Accordingly, I do not regard as conclusive the fact that in cases of this kind “[t]he parties are still before the court and further proceedings may be moved after the arbitrators have acted.” Compare Lowry & Co. v. S. S. Le Moyne D’Iberville, 372 F. 2d 123, 124 (C. A. 2d Cir. 1967). The order in the present case stayed the judicial proceedings petitioner had commenced in New York and required the parties to go to London and conduct an arbitration that may prove costly and time consuming. Under these circumstances the question whether petitioner had a right to prompt determination of its claim in a judicial forum is “too important to be denied review and too independent of the cause itself to require that appellate consideration be deferred until the whole case is adjudicated.” Cohen, supra. The court below was correct, of course, in noting that if the arbitration award proves satisfactory to petitioner, the question of arbitrability will then be moot, but in that event petitioner’s right — if it has one — to avoid the costs and inconveniences incident to a foreign arbitration will have been irretrievably lost. It was this very danger that was the controlling consideration in Cohen, supra, 337 U. S., at 546.
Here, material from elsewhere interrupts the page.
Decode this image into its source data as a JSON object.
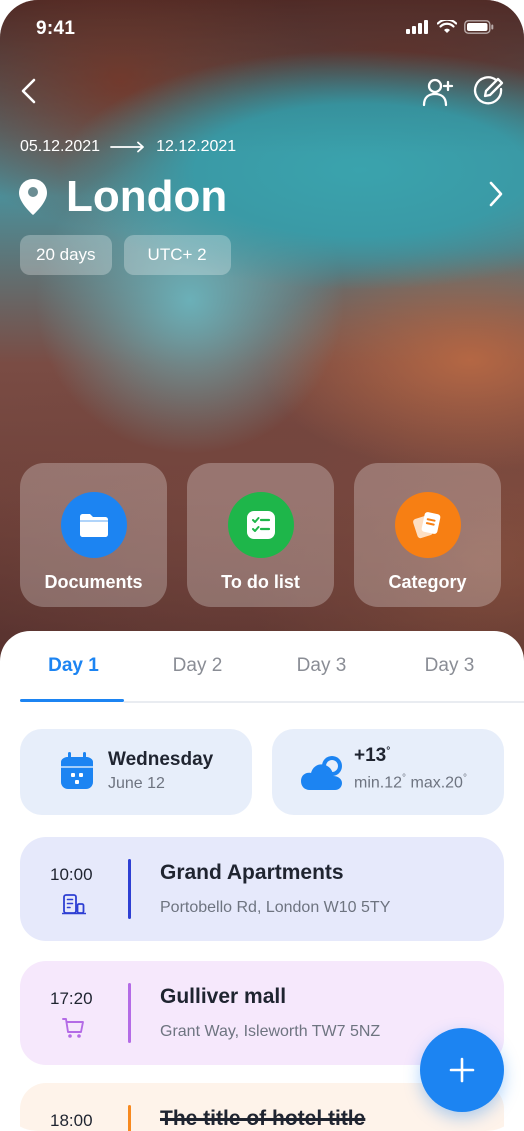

It is also true that postponing review will prove to have been the more efficient approach if the District Judge’s ruling is ultimately affirmed. But the probability of such an outcome can never be assessed from the present vantage point. There is at least a strong possibility that when review is finally had, the ruling will be found erroneous by the United States courts. In that case it will be necessary to proceed at long last to trial. At the moment all we can say is that we must risk either an unnecessary appeal or an unnecessary arbitration. The former may be somewhat bothersome for the appellate courts, but the latter will be such a serious burden for both the parties that I would unhesitatingly choose to avoid it. I would grant the writ, reverse the judgment below, and require a ruling now on the only controversy between the parties that is ripe for decision at this time — should the case be arbitrated or tried in court?